Au-delà d'une carrière pleine d'action, loin du conformisme du journaliste habituel, la vie sur le terrain peut basculer et se transformer rapidement. Le mémorial de Bayeux rappelle, qu’à ce jour, 2 290 journalistes sont décédés depuis 1944 dans l'exercice de leur fonction.

Cette année encore, de nombreux journalistes, photographes de guerre ont payé un lourd tribut à leur profession, otages ou tués parce que représentants de pays honnis par leurs ravisseurs. Qui sont ces hommes particuliers, quelque peu baroudeurs, prêts à mettre leur vie en danger pour recueillir des informations libres ?

 

Le mythe du reporter de guerre

Le mythe débute avec la guerre d'Espagne, se développe avec celle du Vietnam, et une abondance d'articles de presse et de photos qui inonde les journaux, comme celles de Life sur la guerre d'Espagne en décembre 1938. Ceux qui couvrent ces conflits furent longtemps des aventuriers, courageux, intrépides, des hommes de conviction, mus par leur idéal et n'ayant pas de doutes dans leur engagement. Robert Capa, photographe, correspondant de guerre, est celui qui incarne le plus ce mythe. Hongrois d'origine, il couvre les plus grands conflits après avoir fui successivement son pays pour l'Allemagne, puis celle-ci à cause du nazisme. Profondément engagé politiquement contre tous les fascismes, du côté républicain dans la guerre d'Espagne, il immortalise le conflit. Le mythe Capa « mort d'un soldat républicain » lui forge sa légende. Par la suite, ses photos, lors du débarquement allié en 1944, font le tour du monde. Son témoignage est humaniste, ses émotions sincères face aux souffrances, il dit « si vos photos ne sont pas bonnes, c'est que vous n'êtes pas assez près » Il meurt en Indochine tué lors d'un reportage au côté de l'armée française. Un autre homme de la même veine, Hemingway, écrivain, correspondant de guerre, s'est toujours investi, d'abord lors de la première guerre mondiale, comme ambulancier, avec la Croix Rouge italienne. Il a fait partie de cette génération perdue d'américains engagés revenus terriblement désabusés, sceptiques quant aux notions de gloire, de patrie face aux horreurs des combats.
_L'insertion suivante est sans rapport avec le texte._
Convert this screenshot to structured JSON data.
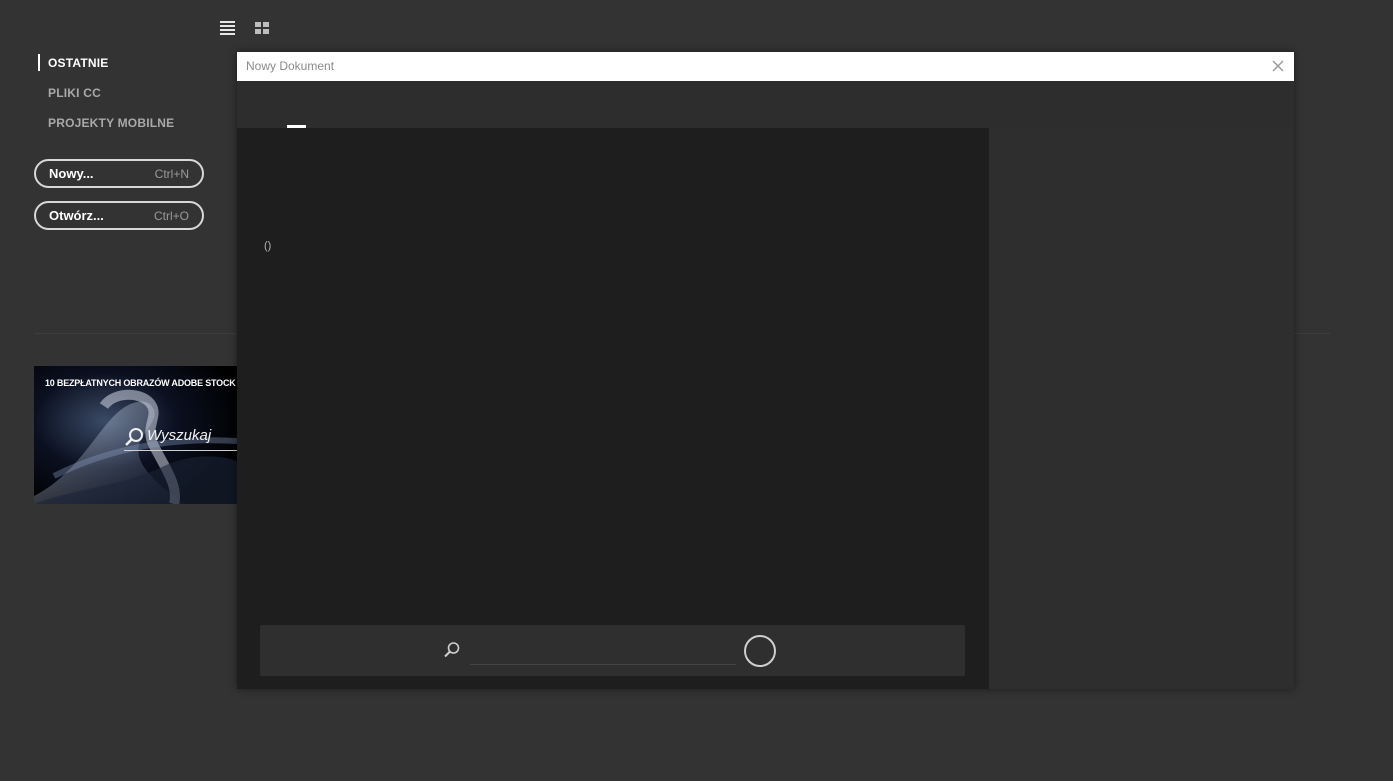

Pourtant, les plaies refermées, il repart couvrir la guerre d'Espagne du côté républicain. Il s'en inspirera pour écrire un de ses plus emblématiques romans Pour qui sonne le glas. Lorsqu’éclate la seconde guerre mondiale, il prend tout de suite partie contre l'Allemagne nazi et suit l'armée américaine en 1944 lors du débarquement.

 

L'envers du mythe

Un film documentaire choc, Under Fire (Sous le feu) montre la face cachée du reporter de guerre, une personne qui ne vit que pour l'adrénaline dans le conflit, complètement déconnectée de la vie réelle, souffrant pour certains de névrose traumatique et bien loin du cliché du témoin humaniste des atrocités de la guerre. D'autres comme JP Perrin de Libération refuse l'image « du journaliste cynique et blasé », il veut témoigner des horreurs vécues par les populations, pour que « l’opinion publique puisse influencer les politiques » Souvenons-nous des photos prises lors de la guerre du Vietnam qui ont précipité la défaite américaine. Alors, ces reporters sont-ils devenus des témoins actifs, passifs, essayant d'avoir un regard lucide ? Un film La déchirure (selon une histoire vraie) décrit la situation du Cambodge avant puis pendant le règne des Khmers rouges, au travers de deux journalistes américain et cambodgien. Un éclairage brut de leurs motivations différentes, donner des informations libres non censurées par l'armée pour faire la Une, arrières pensées pour un prix, rester ou pas pour le cambodgien et une position ambigüe de l'américain sur cette prise de risque. Et que dire encore de cet amour du risque ? Le plus grand photographe actuel, si l’on en croit ses confrères, Don Mac Cullin dit « Avant le Biafra, j'étais un peu junkie à l'adrénaline du conflit, ce reportage m'a dégrisé, je considérais ma vie à l'époque comme une aventure passionnante. » Remise en question totale, il s'était trompé, il n'était pas ce qu'il croyait « un individu et photographe d'un grand courage. » Dès lors, il témoigne quelque fois d'une certaine honte à « être témoin de tant d'inhumanité. »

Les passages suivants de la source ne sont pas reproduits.